Renal Accumulation of Cadmium and Nephropathy Following Long-Term Administration of Cadmium-Metallothionein

• Published in: Toxicology and applied pharmacology Vol. 141; no. 1; pp. 102 - 109
• Main Authors: Min, Kyong-Son, Onosaka, Satomi, Tanaka, Keiichi
• Format: Journal Article
• Language: English
• Published: San Diego, CA Elsevier Inc 01.11.1996; Elsevier
• Subjects: Animals; Biological and medical sciences; Chemical and industrial products toxicology. Toxic occupational diseases; Dose-Response Relationship, Drug; Injections, Intraperitoneal; Injections, Intravenous; Injections, Subcutaneous; Kidney - metabolism; Kidney Diseases - chemically induced; Liver - metabolism; Male; Medical sciences; Metallothionein - administration & dosage; Metallothionein - pharmacokinetics; Metallothionein - toxicity; Metals and various inorganic compounds; Rats; Rats, Wistar; Tissue Distribution; Toxicology; Kidney disease; Cadmium; Urinary system disease; Rat; Toxicity; Rodentia; Heavy metal; Multiple dose; Toxicokinetics; Binding protein; Vertebrata; Mammalia; Activity concentration relation; Animal; Biological accumulation; Metallothionein
• ISSN: 0041-008X; 1096-0333
• DOI: 10.1006/taap.1996.0265

Cadmium-metallothionein (Cd-MT) is selectively distributed to the kidney, producing nephropathy similar to that seen following chronic exposure to Cd.
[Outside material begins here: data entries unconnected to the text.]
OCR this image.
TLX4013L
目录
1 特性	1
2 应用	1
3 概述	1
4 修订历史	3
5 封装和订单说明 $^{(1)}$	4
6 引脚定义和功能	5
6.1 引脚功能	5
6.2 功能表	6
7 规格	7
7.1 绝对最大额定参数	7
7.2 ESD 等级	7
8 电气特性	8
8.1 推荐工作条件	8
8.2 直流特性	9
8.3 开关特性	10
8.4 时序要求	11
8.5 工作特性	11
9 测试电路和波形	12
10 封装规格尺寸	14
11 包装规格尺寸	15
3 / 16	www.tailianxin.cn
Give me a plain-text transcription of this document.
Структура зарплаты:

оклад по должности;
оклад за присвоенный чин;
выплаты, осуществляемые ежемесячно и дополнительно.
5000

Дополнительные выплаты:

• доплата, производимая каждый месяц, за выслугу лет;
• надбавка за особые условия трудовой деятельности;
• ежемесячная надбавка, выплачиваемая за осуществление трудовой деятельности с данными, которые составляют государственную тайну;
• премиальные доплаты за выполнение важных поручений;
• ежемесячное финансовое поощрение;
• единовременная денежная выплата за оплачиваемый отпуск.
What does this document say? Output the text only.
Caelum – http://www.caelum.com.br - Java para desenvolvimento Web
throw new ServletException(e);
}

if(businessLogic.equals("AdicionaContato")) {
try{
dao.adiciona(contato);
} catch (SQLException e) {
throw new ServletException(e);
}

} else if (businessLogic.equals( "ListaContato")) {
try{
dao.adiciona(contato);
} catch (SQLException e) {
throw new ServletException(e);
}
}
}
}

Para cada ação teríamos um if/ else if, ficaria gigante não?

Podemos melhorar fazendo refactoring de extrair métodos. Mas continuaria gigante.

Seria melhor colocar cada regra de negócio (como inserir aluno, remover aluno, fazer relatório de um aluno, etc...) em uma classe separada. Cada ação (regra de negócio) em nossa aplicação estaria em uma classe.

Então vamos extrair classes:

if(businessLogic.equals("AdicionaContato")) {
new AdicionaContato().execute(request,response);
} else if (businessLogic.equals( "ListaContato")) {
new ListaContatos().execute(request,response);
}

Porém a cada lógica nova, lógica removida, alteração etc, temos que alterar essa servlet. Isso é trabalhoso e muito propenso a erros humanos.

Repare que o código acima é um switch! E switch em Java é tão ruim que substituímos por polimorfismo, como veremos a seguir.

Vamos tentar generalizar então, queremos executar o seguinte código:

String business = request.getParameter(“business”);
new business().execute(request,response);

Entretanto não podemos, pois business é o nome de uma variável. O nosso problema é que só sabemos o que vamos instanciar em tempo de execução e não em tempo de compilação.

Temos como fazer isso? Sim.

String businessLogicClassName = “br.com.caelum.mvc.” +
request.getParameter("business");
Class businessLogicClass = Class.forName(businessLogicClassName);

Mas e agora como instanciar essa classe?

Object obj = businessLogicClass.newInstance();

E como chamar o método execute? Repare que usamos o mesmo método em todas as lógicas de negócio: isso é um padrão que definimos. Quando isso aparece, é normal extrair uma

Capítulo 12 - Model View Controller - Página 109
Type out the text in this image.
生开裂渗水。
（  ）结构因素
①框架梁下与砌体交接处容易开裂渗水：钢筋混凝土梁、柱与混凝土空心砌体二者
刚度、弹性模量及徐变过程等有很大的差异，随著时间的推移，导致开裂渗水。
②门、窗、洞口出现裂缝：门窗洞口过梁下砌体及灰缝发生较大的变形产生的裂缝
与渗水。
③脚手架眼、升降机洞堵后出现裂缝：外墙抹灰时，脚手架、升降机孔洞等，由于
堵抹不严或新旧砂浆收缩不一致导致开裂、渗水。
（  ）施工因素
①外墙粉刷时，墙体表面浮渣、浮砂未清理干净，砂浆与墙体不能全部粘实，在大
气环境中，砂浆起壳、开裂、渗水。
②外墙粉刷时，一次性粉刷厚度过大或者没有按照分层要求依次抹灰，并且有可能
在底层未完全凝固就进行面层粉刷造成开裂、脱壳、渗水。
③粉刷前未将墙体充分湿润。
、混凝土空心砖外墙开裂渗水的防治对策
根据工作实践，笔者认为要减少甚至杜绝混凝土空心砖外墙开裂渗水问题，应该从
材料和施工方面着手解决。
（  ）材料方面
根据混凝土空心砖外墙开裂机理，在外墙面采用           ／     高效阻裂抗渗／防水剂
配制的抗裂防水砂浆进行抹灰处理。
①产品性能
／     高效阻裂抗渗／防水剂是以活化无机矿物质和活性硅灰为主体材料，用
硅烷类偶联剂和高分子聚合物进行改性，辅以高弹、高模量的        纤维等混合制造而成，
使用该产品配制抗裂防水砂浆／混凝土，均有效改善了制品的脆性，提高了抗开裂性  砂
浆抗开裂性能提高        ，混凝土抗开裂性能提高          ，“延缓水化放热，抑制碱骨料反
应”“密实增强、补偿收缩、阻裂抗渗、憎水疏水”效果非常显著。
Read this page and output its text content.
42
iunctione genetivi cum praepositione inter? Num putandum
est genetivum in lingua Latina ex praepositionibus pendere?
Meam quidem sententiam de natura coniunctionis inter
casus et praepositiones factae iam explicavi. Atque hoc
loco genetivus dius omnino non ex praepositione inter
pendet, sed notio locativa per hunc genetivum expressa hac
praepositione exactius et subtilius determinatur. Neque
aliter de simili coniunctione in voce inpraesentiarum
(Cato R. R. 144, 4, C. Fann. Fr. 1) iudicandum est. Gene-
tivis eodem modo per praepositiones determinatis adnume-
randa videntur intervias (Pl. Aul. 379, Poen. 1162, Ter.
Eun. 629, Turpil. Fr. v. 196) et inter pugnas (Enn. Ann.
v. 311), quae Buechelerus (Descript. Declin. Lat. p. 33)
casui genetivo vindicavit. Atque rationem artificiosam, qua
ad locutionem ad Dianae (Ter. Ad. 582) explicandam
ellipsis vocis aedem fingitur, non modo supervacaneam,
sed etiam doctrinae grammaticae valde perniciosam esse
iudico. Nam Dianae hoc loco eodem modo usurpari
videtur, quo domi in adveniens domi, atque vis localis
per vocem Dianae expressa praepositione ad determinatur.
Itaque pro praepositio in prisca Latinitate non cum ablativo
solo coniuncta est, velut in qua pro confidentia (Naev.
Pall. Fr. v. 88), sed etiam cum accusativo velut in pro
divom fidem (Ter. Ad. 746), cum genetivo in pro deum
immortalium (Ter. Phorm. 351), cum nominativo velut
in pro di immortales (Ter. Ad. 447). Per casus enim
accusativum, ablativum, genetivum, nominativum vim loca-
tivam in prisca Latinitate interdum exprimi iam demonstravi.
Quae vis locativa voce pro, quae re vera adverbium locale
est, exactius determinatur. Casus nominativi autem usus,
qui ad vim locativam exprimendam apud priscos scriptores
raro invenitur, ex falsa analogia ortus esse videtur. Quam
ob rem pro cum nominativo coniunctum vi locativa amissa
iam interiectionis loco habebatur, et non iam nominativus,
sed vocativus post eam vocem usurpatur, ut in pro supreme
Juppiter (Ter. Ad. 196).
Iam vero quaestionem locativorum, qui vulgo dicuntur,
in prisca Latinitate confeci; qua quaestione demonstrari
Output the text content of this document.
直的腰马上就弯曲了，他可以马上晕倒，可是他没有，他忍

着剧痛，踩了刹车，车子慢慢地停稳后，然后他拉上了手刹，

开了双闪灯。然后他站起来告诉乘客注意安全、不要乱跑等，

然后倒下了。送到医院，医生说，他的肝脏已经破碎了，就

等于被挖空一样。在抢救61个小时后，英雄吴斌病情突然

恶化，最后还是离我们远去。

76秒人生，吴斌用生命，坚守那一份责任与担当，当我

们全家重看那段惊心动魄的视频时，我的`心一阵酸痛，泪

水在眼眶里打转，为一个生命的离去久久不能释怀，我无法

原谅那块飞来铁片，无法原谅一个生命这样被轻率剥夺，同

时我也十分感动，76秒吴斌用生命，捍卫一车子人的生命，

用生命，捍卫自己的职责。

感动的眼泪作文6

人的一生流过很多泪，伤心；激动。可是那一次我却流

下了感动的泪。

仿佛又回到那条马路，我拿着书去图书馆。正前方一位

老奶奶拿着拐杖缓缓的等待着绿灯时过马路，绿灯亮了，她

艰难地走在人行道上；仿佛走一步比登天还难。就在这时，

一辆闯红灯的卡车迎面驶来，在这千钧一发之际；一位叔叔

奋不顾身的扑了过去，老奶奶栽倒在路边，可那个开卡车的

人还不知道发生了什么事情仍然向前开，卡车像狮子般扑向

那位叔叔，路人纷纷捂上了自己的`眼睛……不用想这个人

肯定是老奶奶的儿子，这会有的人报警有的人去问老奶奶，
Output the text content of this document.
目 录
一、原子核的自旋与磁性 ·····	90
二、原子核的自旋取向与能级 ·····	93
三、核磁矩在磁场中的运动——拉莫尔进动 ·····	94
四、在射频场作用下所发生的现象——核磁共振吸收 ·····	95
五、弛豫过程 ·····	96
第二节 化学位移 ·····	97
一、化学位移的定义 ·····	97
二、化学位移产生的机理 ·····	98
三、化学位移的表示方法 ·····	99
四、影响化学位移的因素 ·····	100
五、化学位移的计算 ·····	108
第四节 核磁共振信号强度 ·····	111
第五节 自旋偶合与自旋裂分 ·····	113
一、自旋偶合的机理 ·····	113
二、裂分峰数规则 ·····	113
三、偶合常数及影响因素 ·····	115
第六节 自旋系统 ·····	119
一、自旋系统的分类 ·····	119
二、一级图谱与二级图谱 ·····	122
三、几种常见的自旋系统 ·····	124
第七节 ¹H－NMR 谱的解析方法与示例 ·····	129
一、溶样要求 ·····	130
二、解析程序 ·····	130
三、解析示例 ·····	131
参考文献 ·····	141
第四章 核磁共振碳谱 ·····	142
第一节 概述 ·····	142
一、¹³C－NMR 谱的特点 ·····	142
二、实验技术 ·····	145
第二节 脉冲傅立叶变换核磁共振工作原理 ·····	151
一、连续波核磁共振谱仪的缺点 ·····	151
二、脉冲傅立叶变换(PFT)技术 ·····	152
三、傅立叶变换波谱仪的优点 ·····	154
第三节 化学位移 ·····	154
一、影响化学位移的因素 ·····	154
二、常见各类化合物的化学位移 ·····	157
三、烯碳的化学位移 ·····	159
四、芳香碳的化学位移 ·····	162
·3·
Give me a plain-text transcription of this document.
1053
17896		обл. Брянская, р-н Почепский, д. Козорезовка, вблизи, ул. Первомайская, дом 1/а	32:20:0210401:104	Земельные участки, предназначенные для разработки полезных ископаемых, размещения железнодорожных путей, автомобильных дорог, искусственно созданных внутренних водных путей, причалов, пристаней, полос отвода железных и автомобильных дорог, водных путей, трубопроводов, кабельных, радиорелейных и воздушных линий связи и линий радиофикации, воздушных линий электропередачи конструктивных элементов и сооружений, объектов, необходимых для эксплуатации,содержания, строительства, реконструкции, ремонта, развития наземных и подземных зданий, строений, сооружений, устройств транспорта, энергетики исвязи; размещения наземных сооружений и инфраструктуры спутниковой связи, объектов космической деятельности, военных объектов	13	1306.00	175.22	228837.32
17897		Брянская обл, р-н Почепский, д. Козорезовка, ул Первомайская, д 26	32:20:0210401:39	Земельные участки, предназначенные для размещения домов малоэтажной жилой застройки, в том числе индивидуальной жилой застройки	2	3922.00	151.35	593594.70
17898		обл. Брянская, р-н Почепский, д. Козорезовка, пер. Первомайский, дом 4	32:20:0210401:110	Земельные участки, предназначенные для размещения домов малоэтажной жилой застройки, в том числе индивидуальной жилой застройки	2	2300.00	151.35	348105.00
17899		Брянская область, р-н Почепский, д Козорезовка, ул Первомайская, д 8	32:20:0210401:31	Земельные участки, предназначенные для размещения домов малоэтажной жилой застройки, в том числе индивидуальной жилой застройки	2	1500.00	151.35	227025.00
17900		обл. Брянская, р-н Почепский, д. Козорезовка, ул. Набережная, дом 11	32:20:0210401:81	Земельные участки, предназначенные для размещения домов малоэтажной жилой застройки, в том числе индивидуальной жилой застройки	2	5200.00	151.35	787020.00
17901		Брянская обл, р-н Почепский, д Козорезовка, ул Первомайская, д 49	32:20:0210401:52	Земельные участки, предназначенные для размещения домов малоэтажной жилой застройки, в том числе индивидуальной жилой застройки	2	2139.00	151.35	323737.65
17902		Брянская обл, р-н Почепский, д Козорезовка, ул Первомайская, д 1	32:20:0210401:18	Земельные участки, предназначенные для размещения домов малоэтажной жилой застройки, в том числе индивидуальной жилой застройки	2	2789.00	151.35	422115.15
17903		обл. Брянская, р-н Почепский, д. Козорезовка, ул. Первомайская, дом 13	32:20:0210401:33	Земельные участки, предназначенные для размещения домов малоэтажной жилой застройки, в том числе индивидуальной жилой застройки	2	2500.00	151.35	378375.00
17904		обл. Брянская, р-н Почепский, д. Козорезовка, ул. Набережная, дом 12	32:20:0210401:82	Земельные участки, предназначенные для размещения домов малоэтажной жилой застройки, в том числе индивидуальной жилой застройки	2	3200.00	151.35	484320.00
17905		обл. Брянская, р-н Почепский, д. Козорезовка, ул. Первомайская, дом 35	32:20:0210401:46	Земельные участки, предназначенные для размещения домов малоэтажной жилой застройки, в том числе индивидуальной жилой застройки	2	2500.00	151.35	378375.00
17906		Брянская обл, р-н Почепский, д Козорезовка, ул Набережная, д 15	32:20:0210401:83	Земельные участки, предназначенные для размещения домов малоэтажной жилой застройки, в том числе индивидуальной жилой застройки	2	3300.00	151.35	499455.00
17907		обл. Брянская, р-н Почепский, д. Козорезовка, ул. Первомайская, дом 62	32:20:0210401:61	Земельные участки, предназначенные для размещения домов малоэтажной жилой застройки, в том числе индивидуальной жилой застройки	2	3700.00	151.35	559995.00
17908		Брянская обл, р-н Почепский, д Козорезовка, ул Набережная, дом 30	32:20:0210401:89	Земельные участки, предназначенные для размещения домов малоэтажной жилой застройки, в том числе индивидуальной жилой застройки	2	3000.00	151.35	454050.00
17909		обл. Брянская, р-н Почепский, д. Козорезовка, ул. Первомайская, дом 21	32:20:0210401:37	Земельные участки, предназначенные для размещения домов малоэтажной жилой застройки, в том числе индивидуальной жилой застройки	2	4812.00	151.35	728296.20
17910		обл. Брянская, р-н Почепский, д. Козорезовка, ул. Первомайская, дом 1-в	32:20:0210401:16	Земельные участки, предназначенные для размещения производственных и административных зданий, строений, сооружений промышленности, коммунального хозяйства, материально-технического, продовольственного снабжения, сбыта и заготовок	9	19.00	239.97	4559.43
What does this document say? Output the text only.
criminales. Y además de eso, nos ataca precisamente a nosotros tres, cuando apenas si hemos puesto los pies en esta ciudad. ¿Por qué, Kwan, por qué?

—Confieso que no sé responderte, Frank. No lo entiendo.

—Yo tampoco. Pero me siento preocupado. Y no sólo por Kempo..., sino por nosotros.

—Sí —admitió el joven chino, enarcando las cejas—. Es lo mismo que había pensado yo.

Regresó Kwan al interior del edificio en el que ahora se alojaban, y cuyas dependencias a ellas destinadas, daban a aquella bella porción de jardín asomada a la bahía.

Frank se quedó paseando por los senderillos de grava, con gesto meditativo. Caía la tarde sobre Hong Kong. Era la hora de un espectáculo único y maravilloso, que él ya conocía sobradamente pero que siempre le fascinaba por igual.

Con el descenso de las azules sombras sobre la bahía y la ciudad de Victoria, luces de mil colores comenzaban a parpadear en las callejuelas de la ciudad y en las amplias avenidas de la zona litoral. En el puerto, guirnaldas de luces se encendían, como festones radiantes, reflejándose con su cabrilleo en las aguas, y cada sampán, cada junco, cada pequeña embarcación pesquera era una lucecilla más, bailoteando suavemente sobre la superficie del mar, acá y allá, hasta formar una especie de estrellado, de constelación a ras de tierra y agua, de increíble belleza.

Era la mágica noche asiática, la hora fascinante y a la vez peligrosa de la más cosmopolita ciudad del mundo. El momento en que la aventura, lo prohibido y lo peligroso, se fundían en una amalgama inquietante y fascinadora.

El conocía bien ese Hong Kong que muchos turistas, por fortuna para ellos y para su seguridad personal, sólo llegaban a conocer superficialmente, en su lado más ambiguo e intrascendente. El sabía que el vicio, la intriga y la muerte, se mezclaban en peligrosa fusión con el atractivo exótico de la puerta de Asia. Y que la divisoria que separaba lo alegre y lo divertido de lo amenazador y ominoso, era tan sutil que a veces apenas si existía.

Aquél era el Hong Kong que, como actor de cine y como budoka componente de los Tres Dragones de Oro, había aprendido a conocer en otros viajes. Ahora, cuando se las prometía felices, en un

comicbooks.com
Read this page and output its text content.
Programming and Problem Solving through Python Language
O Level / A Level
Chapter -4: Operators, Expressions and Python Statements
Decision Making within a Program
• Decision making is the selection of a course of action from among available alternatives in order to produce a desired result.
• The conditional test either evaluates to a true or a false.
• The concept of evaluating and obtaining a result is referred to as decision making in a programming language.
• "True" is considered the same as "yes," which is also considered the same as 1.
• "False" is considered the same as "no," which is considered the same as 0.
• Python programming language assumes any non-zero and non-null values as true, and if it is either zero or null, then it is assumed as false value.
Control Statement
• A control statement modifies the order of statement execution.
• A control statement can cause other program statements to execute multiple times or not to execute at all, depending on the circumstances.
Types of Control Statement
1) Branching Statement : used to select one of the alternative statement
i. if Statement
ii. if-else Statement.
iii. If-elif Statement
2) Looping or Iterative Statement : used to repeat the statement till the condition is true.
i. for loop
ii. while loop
The critical concentration of Cd after an injection of Cd-MT (about 10 μg/g) is much lower than that following chronic Cd exposure (130–200 μg/g). To investigate whether administration of Cd-MT at nonacute toxic dosages can induce chronic nephrotoxicity similar to inorganic Cd, i.e., renal accumulation of Cd and nephropathy, repeated injections of 109Cd-MT at two doses, 25 or 80 μg/kg/day, were given to rats. The concentration of 109Cd in kidney was 7–10 times higher than that in liver at each treatment level. Concentrations of 109Cd were highest in the kidney and reached a plateau following repeated injections of 109Cd-MT at both doses. The renal 109Cd levels found here (200 and 140 μg/g) were in the same range as the concentrations found at a plateau following repeated CdCl 2injection. Indications of nephrotoxicity following repeated injections of 109Cd-MT did not occur until renal Cd leveled off. The majority of intracellular Cd is sequestered by endogenous MT in the kidney. After renal Cd leveled off, the hepatic concentration of 109Cd did not markedly increase, but urinary excretion of 109Cd increased significantly. In addition both urinary protein and glucose also increased significantly, indicating that the appearance of nephrotoxicity is dependent on renal Cd saturation following long-term administration of Cd-MT. This is similar to what is seen following chronic inorganic cadmium exposure. These results support the suggestion that Cd-MT plays a major role in the initiation and development of Cd-induced renal damage.